Les quelques mois au lieu de 2 mois , ces mots qui ont trompé la Cour d'Appel de Versailles grace a l'abus de qualité vraie et celà continue avec les intérêts indus déduits etc.....
Page 20 des conclusions de la Banque Hervet devenue HSBC déposées en défense devant la Cour de céans « La Cour de cassation(Ch Com.30.06.1992) a jugé bien fondée la décision d’une cour d’appel qui, retenant que l’existence de découverts sur des comptes bancaires n’avait duré que quelques mois ; et que la banque y avait mis fin en rejetant des chèques dés le mois suivant , ce qui n’avait impliqué qu’une tolérance exceptionnelle , décide qu’aucune convention à durée indéterminée n’avait existé. »
Page 10 des Conclusions du 17 mars 2000.
1°Le compte ordinaire n°09116 D 0945
La BANQUE HERVET maintient que la SOCIETE FREGA n’a jamais bénéficié d’autorisation de découvert.
Le compte ordinaire a fonctionné en lignes créditrices jusqu’en juin 1994 , à l’exception de courtes périodes pendant lesquelles il s’est trouvé débiteur.
C’est a l’occasion de ces périodes que des agios ont été perçus.
A partir de Juin 1994 le compte de la société FREGA , sans autorisation de la BANQUE HERVET , s’est trouvé débiteur.
Cependant, la société FREGA , en la personne de son gérant Monsieur Yves RAPHANEL , recevait chaque trimestre les tickets d’agios qui mentionnent pour le trimestre écoulé le montant des intérêts et commissions diverses ainsi que le TEG.

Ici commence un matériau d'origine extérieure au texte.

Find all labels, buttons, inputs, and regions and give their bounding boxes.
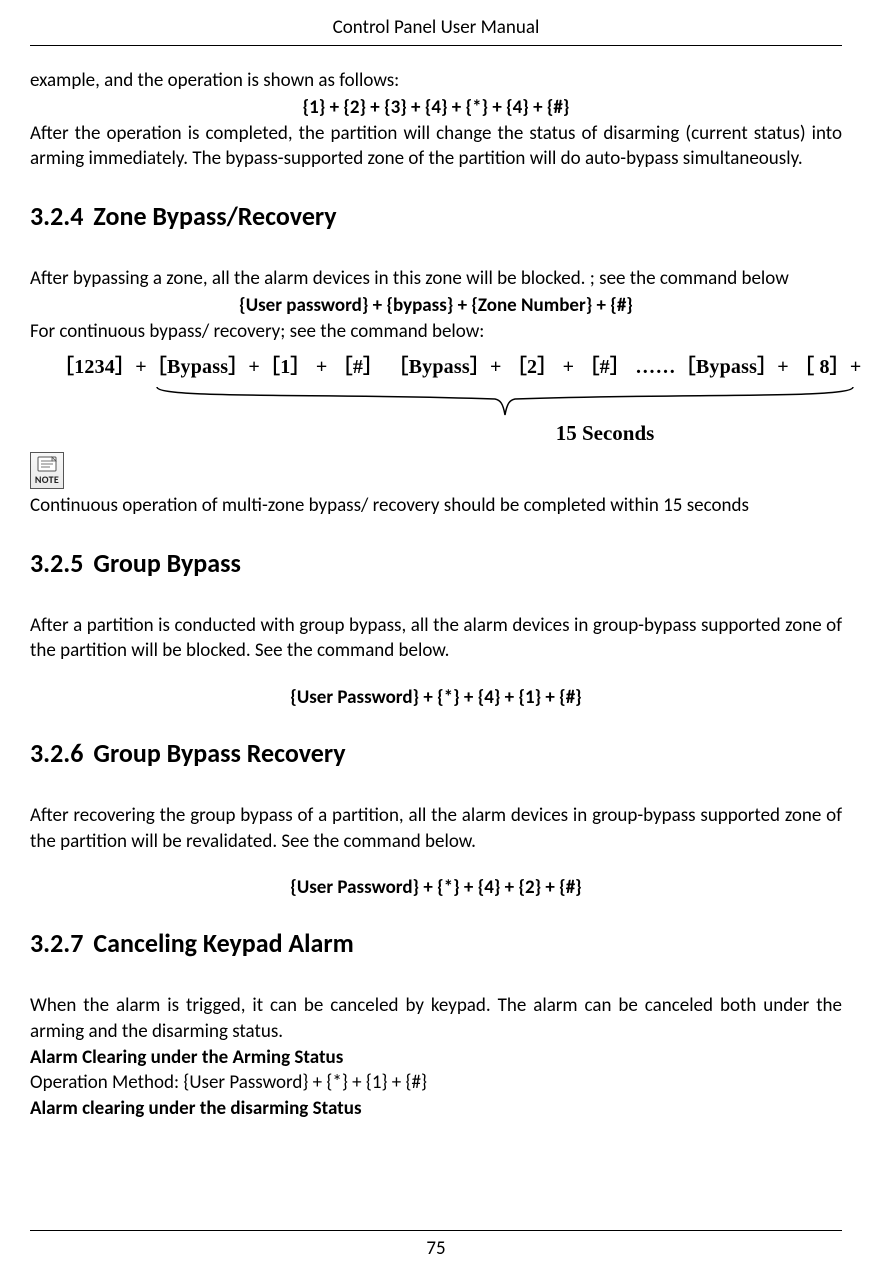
section-title: Group Bypass Recovery xyxy=(93,737,345,769)
intro-text-2: After the operation is completed, the pa… xyxy=(30,121,842,172)
seconds-label: 15 Seconds xyxy=(30,421,842,446)
s325-text: After a partition is conducted with grou… xyxy=(30,613,842,664)
section-num: 3.2.6 xyxy=(30,737,83,769)
s327-text-1: When the alarm is trigged, it can be can… xyxy=(30,993,842,1044)
continuous-bypass-formula: ［1234］+［Bypass］+［1］ + ［#］ ［Bypass］+ ［2］ … xyxy=(30,350,842,379)
section-title: Group Bypass xyxy=(93,547,240,579)
page-number: 75 xyxy=(0,1237,872,1260)
note-page-icon xyxy=(32,455,62,473)
note-icon: NOTE xyxy=(30,452,842,489)
s324-note-text: Continuous operation of multi-zone bypas… xyxy=(30,493,842,519)
page-footer: 75 xyxy=(0,1230,872,1260)
section-title: Zone Bypass/Recovery xyxy=(93,200,336,232)
section-num: 3.2.7 xyxy=(30,927,83,959)
section-3-2-4-heading: 3.2.4 Zone Bypass/Recovery xyxy=(30,200,842,232)
intro-text-1: example, and the operation is shown as f… xyxy=(30,68,842,94)
s324-command: {User password} + {bypass} + {Zone Numbe… xyxy=(30,294,842,317)
s327-sub1: Alarm Clearing under the Arming Status xyxy=(30,1045,842,1071)
note-label: NOTE xyxy=(32,473,62,486)
s325-command: {User Password} + {*} + {4} + {1} + {#} xyxy=(30,686,842,709)
s324-text-2: For continuous bypass/ recovery; see the… xyxy=(30,319,842,345)
s327-sub2: Alarm clearing under the disarming Statu… xyxy=(30,1096,842,1122)
s327-operation: Operation Method: {User Password} + {*} … xyxy=(30,1070,842,1096)
s326-command: {User Password} + {*} + {4} + {2} + {#} xyxy=(30,876,842,899)
s324-text-1: After bypassing a zone, all the alarm de… xyxy=(30,266,842,292)
brace-diagram xyxy=(30,385,842,417)
s326-text: After recovering the group bypass of a p… xyxy=(30,803,842,854)
section-3-2-6-heading: 3.2.6 Group Bypass Recovery xyxy=(30,737,842,769)
section-3-2-5-heading: 3.2.5 Group Bypass xyxy=(30,547,842,579)
formula-text: ［1234］+［Bypass］+［1］ + ［#］ ［Bypass］+ ［2］ … xyxy=(54,356,872,378)
page-header: Control Panel User Manual xyxy=(30,16,842,46)
section-num: 3.2.5 xyxy=(30,547,83,579)
section-3-2-7-heading: 3.2.7 Canceling Keypad Alarm xyxy=(30,927,842,959)
section-title: Canceling Keypad Alarm xyxy=(93,927,353,959)
intro-formula: {1} + {2} + {3} + {4} + {*} + {4} + {#} xyxy=(30,96,842,119)
section-num: 3.2.4 xyxy=(30,200,83,232)
curly-brace-icon xyxy=(155,385,855,417)
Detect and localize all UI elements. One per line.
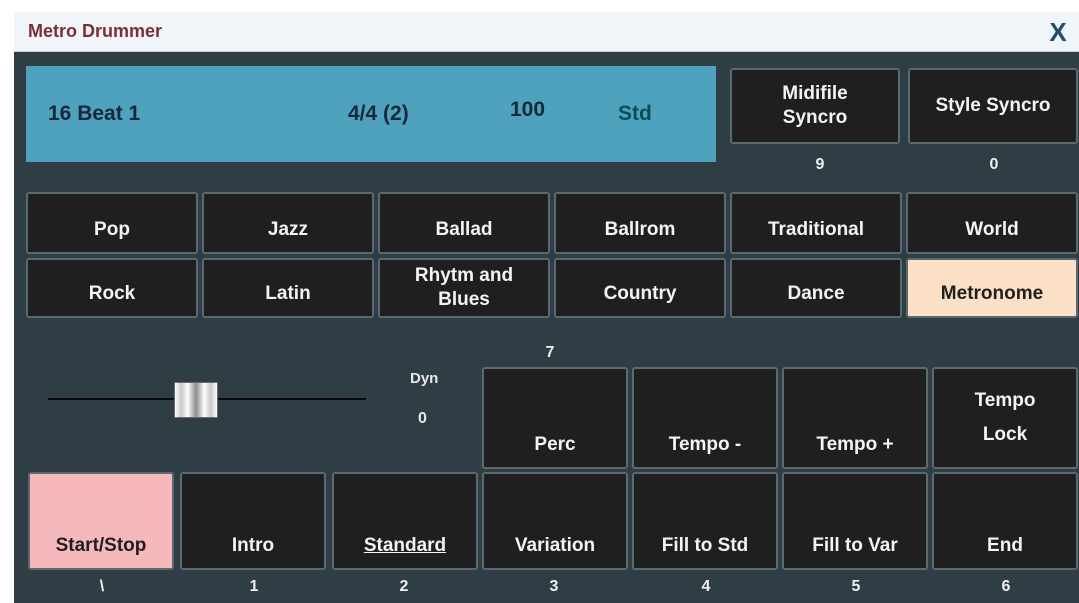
fill-to-var-button[interactable]: Fill to Var [782, 472, 928, 570]
fill-to-std-label: Fill to Std [661, 535, 749, 556]
genre-rhythm-blues-line1: Rhytm and [414, 265, 514, 286]
tempo-plus-label: Tempo + [816, 434, 894, 455]
genre-pop-label: Pop [94, 219, 130, 240]
genre-rhythm-blues-button[interactable]: Rhytm and Blues [378, 258, 550, 318]
standard-button[interactable]: Standard [332, 472, 478, 570]
fill-to-var-label: Fill to Var [812, 535, 898, 556]
genre-rhythm-blues-line2: Blues [438, 289, 490, 310]
genre-rock-button[interactable]: Rock [26, 258, 198, 318]
time-signature: 4/4 (2) [348, 102, 409, 125]
variation-label: Variation [514, 535, 596, 556]
start-stop-key: \ [99, 578, 105, 595]
genre-metronome-button[interactable]: Metronome [906, 258, 1078, 318]
dynamics-label: Dyn [410, 370, 439, 387]
genre-ballrom-label: Ballrom [604, 219, 676, 240]
start-stop-button[interactable]: Start/Stop [28, 472, 174, 570]
tempo-value: 100 [510, 98, 546, 121]
style-syncro-key: 0 [989, 156, 999, 173]
standard-label: Standard [363, 535, 447, 556]
midifile-syncro-line2: Syncro [782, 107, 848, 128]
genre-jazz-button[interactable]: Jazz [202, 192, 374, 254]
genre-rock-label: Rock [88, 283, 136, 304]
genre-world-button[interactable]: World [906, 192, 1078, 254]
mode-label: Std [618, 102, 652, 125]
genre-traditional-button[interactable]: Traditional [730, 192, 902, 254]
style-syncro-label: Style Syncro [935, 95, 1051, 116]
genre-ballad-button[interactable]: Ballad [378, 192, 550, 254]
genre-world-label: World [965, 219, 1019, 240]
genre-latin-button[interactable]: Latin [202, 258, 374, 318]
genre-country-label: Country [603, 283, 677, 304]
genre-traditional-label: Traditional [767, 219, 865, 240]
genre-latin-label: Latin [265, 283, 311, 304]
end-button[interactable]: End [932, 472, 1078, 570]
tempo-lock-line1: Tempo [974, 390, 1036, 411]
dynamics-slider-thumb[interactable] [174, 382, 219, 418]
perc-button[interactable]: Perc [482, 367, 628, 469]
genre-jazz-label: Jazz [267, 219, 309, 240]
metro-drummer-window: Metro Drummer X 16 Beat 1 4/4 (2) 100 St… [14, 12, 1079, 603]
end-label: End [987, 535, 1023, 556]
variation-key: 3 [549, 578, 559, 595]
perc-label: Perc [534, 434, 576, 455]
start-stop-label: Start/Stop [55, 535, 147, 556]
genre-metronome-label: Metronome [940, 283, 1044, 304]
intro-button[interactable]: Intro [180, 472, 326, 570]
genre-country-button[interactable]: Country [554, 258, 726, 318]
fill-to-var-key: 5 [851, 578, 861, 595]
style-syncro-button[interactable]: Style Syncro [908, 68, 1078, 144]
genre-pop-button[interactable]: Pop [26, 192, 198, 254]
midifile-syncro-button[interactable]: Midifile Syncro [730, 68, 900, 144]
tempo-plus-button[interactable]: Tempo + [782, 367, 928, 469]
variation-button[interactable]: Variation [482, 472, 628, 570]
title-bar: Metro Drummer X [14, 12, 1079, 52]
genre-ballad-label: Ballad [435, 219, 493, 240]
status-display: 16 Beat 1 4/4 (2) 100 Std [26, 66, 716, 162]
tempo-lock-button[interactable]: Tempo Lock [932, 367, 1078, 469]
perc-key: 7 [545, 344, 555, 361]
intro-key: 1 [249, 578, 259, 595]
style-name: 16 Beat 1 [48, 102, 141, 125]
standard-key: 2 [399, 578, 409, 595]
fill-to-std-key: 4 [701, 578, 711, 595]
window-title: Metro Drummer [28, 21, 163, 41]
genre-ballrom-button[interactable]: Ballrom [554, 192, 726, 254]
genre-dance-label: Dance [787, 283, 845, 304]
intro-label: Intro [231, 535, 275, 556]
fill-to-std-button[interactable]: Fill to Std [632, 472, 778, 570]
tempo-lock-line2: Lock [982, 424, 1028, 445]
genre-dance-button[interactable]: Dance [730, 258, 902, 318]
dynamics-value: 0 [418, 410, 427, 427]
end-key: 6 [1001, 578, 1011, 595]
close-button[interactable]: X [1043, 16, 1073, 48]
tempo-minus-button[interactable]: Tempo - [632, 367, 778, 469]
tempo-minus-label: Tempo - [668, 434, 742, 455]
midifile-syncro-key: 9 [815, 156, 825, 173]
midifile-syncro-line1: Midifile [782, 83, 848, 104]
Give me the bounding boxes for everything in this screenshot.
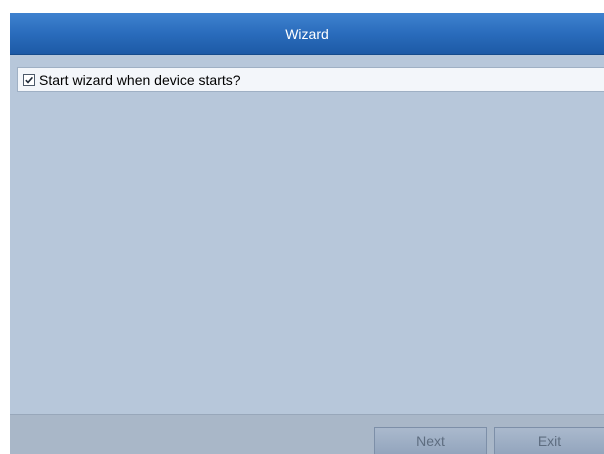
start-wizard-label: Start wizard when device starts? xyxy=(39,71,241,88)
next-button[interactable]: Next xyxy=(374,427,487,454)
wizard-dialog: Wizard Start wizard when device starts? … xyxy=(10,13,604,454)
dialog-title: Wizard xyxy=(285,25,329,42)
checkmark-icon xyxy=(25,76,34,84)
start-wizard-option-row[interactable]: Start wizard when device starts? xyxy=(17,67,604,92)
title-bar: Wizard xyxy=(10,13,604,55)
start-wizard-checkbox[interactable] xyxy=(23,73,35,86)
dialog-footer: Next Exit xyxy=(10,414,604,454)
exit-button[interactable]: Exit xyxy=(494,427,604,454)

Les relations entre la BANQUE HERVET et la SOCIETE FREGA ont duré de Novembre 1986 à fin 1994.
Madame RAPHANEL ne verse aux débats aucune lettre de la SOCIETE FREGA venant contester les agios débités sur son compte.
Si réellement ces agios n’étaient pas dûs, Mr Yves RAPHANEL a géré de façon déplorable la SOCIETE FREGA pendant de longues années.
Ce qui est insupportable depuis 21 ans c’est que le mensonge d’une banque est pris pour parole d’évangile alors qu’il s’agit d’un abus de qualité vraie.
La Cour de céans en page 9 a repris entièrement les arguments de la banque :
« Considérant qu’exception faite de courtes périodes , le compte numéro 09116 D 0945 a fonctionné en lignes créditrices jusqu’au mois de juin 1994, date a partir de laquelle il a présente un découvert alors que la société Fréga n’avait obtenu aucune autorisation de la banque ; qu’en particulier, il ressort d’une lettre datée du 6 septembre 1993 , dont la société Fréga et Yvan Raphanel ne contestent pas utilement l’authenticité même si ce document n’a pas été envoyé par pli recommandé, que la banque avait rappelé à sa cliente, dont le compte faisait apparaître un débit de 226.292 francs , que le débit était exceptionnel et qu’il ne valait pas autorisation de découvert. »
Page 20 des conclusions de la Banque Hervet devenue HSBC déposées en défense devant la Cour de céans « La Cour de cassation(Ch Com.30.06.1992) a jugé bien fondée la décision d’une cour d’appel qui, retenant que l’existence de découverts sur des comptes bancaires n’avait duré que quelques mois ; et que la banque y avait mis fin en rejetant des chèques dés le mois suivant , ce qui n’avait impliqué qu’une tolérance exceptionnelle , décide qu’aucune convention à durée indéterminée n’avait existé. »
L’avocate de la banque HERVET devenue HSBC pour couvrir ses allégations mensongères a été jusqu'à modifier les termes de l’arrêt de la Cour de Cassation, en effet comme le constatera la Cour de céans, le terme quelques mois va dans le sens de « a l’exception de courtes périodes » terme vague qui ne rapporte aucune date certaine , contrairement a l’arrêt cité et dont il est précisé qu’il s’agit de 2 mois et non de quelques mois , encore une fois la banque est incapable de rapporter des faits sans les déformer , il est demandé à la Cour de sanctionner ces manœuvres d’escroquerie qui ont permis d’obtenir une décision par escroquerie au jugement.
Ainsi, la Cour de cassation dans un arrêt du 30 juin 1992, a approuvé une Cour d’appel d'avoir retenu « que l'existence de découverts sur les comptes litigieux n'avaient duré que deux mois soit février et mars 86 et que le Crédit lyonnais y avait mis fin en rejetant sept chèques dès le mois suivant, ce qui n'avait impliqué qu'une tolérance exceptionnelle de la part de celui-ci » (Cass. com., 30 juin 1992 n°90-18639 : JurisData n° 1992-001716).